Add the use of small-diameter (13in) wheels and a smooth, modern body style, and the extent of the revolution was there to be seen and enjoyed.

 Later, as the model range developed, they would be the first to offer a steel-bodied estate car derivative, the first to offer automatic transmission as an option, and the first Fords to go on sale with front-wheel-disc brakes.

Inside their cabins, the Consuls gave off an atmosphere of pure Detroit, complete with bench-type front seats, and with steering-column gear change controls.

The Zodiac, a jazzed-up and better equipped Zephyr, came on the scene in 1953/54 (and, incidentally, pre-dated the Vauxhall Cresta, which aped the concept).
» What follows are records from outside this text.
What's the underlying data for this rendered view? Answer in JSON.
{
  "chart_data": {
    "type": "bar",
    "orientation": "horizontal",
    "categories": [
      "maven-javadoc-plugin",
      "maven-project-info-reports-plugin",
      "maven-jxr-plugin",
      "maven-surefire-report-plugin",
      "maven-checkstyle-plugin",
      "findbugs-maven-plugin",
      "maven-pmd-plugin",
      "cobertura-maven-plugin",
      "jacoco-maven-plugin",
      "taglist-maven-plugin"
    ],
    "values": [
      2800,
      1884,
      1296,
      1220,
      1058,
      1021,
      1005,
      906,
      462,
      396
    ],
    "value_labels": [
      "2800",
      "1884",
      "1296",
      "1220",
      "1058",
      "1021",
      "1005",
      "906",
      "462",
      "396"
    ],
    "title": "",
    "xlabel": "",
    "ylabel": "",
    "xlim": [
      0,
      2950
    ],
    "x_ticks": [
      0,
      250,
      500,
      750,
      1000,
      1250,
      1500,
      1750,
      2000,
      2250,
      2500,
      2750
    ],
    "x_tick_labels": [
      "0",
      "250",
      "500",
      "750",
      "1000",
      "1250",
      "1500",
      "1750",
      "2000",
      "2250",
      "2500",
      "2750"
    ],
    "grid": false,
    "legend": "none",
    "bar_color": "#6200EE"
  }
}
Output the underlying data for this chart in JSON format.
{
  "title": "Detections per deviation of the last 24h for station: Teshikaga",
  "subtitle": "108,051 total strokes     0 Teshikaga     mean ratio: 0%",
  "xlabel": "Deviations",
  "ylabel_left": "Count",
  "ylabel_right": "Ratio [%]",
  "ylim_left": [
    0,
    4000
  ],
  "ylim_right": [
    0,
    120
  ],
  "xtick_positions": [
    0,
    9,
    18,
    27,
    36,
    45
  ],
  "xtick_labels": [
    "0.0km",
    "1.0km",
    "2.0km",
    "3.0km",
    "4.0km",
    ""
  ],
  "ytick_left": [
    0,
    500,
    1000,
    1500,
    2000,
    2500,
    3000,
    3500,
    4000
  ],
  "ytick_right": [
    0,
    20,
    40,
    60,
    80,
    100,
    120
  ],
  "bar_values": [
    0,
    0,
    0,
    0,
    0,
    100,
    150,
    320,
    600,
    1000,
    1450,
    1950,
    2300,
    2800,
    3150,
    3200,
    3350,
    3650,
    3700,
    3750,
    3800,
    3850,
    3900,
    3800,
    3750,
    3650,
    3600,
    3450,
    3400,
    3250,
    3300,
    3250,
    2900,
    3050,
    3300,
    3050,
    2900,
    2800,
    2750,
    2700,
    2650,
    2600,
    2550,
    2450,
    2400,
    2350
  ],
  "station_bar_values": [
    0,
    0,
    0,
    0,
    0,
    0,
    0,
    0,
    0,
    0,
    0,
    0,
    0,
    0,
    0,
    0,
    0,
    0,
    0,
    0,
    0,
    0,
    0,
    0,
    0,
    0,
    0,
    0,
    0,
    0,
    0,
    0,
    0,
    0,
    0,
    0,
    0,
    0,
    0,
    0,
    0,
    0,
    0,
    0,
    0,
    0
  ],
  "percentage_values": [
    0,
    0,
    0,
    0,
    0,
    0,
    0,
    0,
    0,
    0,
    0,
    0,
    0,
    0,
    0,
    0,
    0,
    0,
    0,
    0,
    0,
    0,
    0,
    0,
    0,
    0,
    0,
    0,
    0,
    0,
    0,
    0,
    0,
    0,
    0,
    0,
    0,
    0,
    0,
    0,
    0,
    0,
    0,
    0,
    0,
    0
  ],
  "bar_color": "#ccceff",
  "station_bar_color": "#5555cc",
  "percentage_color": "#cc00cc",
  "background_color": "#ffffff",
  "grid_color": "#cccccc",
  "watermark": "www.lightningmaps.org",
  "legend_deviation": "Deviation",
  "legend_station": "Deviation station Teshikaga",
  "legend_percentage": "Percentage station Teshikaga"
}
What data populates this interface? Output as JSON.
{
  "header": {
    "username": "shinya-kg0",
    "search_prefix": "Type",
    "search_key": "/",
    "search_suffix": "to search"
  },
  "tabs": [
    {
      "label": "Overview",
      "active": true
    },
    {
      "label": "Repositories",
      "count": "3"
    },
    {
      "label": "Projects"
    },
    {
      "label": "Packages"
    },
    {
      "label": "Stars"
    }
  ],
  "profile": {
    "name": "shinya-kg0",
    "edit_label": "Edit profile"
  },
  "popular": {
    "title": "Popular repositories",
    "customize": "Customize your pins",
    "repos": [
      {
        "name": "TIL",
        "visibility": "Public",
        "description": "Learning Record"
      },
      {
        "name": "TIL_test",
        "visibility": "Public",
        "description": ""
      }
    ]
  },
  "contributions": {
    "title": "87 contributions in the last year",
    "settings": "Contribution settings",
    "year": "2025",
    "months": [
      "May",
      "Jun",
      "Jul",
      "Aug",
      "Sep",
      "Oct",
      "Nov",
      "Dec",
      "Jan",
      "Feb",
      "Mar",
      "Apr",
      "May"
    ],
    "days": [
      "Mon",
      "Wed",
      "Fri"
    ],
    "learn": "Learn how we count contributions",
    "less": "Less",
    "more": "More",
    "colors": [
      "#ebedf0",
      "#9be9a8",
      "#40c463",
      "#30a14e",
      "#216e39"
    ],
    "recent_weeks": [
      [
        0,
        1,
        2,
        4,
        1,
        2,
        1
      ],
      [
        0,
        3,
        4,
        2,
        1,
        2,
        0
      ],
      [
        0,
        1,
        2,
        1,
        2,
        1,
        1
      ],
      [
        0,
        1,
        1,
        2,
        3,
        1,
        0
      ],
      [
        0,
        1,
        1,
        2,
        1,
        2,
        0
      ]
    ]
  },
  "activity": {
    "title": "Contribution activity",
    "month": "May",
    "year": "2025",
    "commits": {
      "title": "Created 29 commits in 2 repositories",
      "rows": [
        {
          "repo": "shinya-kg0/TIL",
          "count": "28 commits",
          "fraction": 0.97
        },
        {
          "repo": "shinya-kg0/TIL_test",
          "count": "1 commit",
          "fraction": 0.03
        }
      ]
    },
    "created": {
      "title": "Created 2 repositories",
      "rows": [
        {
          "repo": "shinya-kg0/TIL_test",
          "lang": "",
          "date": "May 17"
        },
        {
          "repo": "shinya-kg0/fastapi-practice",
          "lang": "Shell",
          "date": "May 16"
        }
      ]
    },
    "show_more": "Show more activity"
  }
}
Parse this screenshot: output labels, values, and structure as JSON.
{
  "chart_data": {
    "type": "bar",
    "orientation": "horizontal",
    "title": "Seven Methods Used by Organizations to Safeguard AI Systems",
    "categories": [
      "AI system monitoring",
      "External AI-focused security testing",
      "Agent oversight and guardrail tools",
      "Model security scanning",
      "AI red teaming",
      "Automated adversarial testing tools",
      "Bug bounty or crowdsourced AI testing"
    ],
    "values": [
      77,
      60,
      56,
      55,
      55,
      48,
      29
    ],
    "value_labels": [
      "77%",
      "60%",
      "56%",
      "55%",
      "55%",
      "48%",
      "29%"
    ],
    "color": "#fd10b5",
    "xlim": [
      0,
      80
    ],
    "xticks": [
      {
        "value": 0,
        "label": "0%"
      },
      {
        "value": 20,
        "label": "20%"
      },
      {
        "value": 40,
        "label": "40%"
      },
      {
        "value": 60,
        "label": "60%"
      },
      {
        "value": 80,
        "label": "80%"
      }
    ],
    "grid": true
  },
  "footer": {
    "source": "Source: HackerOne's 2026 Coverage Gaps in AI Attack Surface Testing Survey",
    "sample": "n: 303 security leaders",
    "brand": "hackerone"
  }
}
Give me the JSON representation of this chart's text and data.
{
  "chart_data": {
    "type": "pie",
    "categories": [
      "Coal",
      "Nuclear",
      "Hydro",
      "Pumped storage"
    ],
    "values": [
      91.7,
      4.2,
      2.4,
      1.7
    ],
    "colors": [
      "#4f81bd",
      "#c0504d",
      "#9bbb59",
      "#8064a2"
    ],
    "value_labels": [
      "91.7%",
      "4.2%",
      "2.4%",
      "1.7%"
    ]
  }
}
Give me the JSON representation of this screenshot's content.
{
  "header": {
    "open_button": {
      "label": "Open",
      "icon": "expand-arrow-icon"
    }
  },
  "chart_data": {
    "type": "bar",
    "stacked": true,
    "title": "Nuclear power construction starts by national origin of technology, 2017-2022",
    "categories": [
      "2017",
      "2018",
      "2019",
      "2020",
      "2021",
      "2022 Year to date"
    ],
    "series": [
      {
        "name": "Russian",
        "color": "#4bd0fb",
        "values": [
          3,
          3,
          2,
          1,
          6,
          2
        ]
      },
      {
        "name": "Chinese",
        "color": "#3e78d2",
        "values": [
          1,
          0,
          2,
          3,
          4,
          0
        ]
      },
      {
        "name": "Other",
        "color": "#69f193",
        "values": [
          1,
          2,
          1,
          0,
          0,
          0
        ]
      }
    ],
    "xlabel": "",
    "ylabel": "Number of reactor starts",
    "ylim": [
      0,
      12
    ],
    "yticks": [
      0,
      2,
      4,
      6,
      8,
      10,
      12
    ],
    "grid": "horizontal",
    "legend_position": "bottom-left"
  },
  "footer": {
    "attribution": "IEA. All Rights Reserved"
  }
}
All the bells and whistles included two-tone paintwork, exterior rearview mirrors, whitewall tyres, extra driving lamps, leather upholstery, with a radio available as a factory-installed option.

There was no Zodiac convertible option — that would come on the Mk II.

In their drive to shrug off the atmosphere of post-war austerity which had pervaded too long in the UK, Ford pulled out all the stops to offer different versions of the highly popular Mark 1 series.

A two-door convertible of the Consul and Zodiac produced for Ford by Carbodies of Coventry, went on sale in 1953, with the car becoming a great favourite of the “ Teddy Boy” generation with money in their pocket to spend on a “ head turner”.

Another addition to the Consul range was an estate version,  introduced in 1955, produced by for Ford UK by coachbuilders Abbots of Farnham

A very successful yet highly simple machine, the Mark I Consuls were not as fast as he or more fast, nor particularly economical, but it was hugely successful mostly because they added much-needed glamour to the UK motor industry of that time.

 <Motor historians would tell you that some of the later versions of the Marque being better mechanically and aesthetically, and even sold better.

 However the Mark I will always hold a special place in UK motoring history, while Ford will happily recall that no fewer than 225,000  Consuls / Zephyrs and Zodiacs rolled off the production line at Dagenham over the six-year period that they were in production.

The Mark I Ford Consuls / Zephyrs and Zodiacs proved to be a great commercial success, paving the way for the Mk II which followed in 1956 that would go on to do even better.